African Heritage Room Committee / Wendell L. Wray Memorial Award - Undergraduate

This award supports global education experiences for undergraduate students pertaining to Africa. 

Professor emeritus Wendell L. Wray, a native of the Beltzhoover neighborhood of Pittsburgh, was the first African American man to graduate from the library school housed at then-Carnegie Institute of Technology, earning his M.L.S. in 1952.

Wray graduated from South Hills High School, where he mastered Spanish and learned the art of making mobiles by studying the work of Alexander Calder.Following military service in the U.S. Army during World War II, he accepted a scholarship under the GI Bill to attend a small liberal arts college – sight unseen – in Maine.  He entered Bates College in Lewiston for what he described as the four happiest years of his life.  He was the poet laureate of his class, and his poetry was celebrated at the class’s 50th reunion in 2000.

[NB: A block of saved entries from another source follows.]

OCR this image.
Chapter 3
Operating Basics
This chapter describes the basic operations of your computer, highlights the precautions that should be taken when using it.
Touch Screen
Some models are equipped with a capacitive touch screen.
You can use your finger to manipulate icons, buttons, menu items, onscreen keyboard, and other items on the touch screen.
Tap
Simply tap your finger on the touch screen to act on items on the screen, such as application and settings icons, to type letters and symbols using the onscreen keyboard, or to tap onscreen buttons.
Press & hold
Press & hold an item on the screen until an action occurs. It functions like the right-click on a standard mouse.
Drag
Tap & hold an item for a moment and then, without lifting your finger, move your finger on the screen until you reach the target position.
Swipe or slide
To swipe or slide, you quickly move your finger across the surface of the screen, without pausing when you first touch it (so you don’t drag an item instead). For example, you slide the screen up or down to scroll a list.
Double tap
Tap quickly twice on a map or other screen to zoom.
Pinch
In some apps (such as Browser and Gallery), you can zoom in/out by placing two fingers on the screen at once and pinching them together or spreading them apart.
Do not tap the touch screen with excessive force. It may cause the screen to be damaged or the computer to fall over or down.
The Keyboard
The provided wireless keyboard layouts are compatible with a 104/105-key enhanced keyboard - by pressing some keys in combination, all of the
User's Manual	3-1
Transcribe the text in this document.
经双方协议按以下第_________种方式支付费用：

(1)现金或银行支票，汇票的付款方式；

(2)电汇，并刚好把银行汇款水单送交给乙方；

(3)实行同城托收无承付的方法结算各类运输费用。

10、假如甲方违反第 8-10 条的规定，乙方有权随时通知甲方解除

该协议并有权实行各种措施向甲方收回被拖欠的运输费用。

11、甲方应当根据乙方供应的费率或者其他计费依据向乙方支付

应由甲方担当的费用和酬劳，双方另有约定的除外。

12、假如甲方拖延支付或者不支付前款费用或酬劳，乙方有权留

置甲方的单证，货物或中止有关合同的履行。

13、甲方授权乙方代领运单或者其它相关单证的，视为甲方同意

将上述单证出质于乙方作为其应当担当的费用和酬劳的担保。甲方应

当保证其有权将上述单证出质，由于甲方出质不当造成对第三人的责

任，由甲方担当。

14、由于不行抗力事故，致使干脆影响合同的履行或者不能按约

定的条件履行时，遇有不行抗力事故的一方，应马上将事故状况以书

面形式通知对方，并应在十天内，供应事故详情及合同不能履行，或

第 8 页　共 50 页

He graduated from Bates in 1950, Phi Beta Kappa in Spanish and psychology, and returned to Pittsburgh, to participate in the library science program.  After earning his M.L.S., he became the first African male hired by the Carnegie Library of Pittsburgh, where he worked for seven years during the 1950’s.n 1959, Wray moved to New York City, working at the New York Public Library for 14 years, serving in the Schomburg Center for Research in Black Culture and directing the North Manhattan Library Project, a cultural outreach program that introduced arts and humanities programs to inner-city youths.  While in New York, he was encouraged by Alex Haley, author of “Roots,” to study at Columbia University’s newly-established program in oral history, where his personal and professional fascination with this approach to historical and literary documentation began.

In 1973, Wray was appointed a faculty member at Pitt’s library school, the academic successor to the Carnegie Tech program from which he had graduated and from which he had received the 1973 Distinguished Alumnus Award.  He remained at the school for 15 years and retired in 1988 (University Times, 9/11/2003).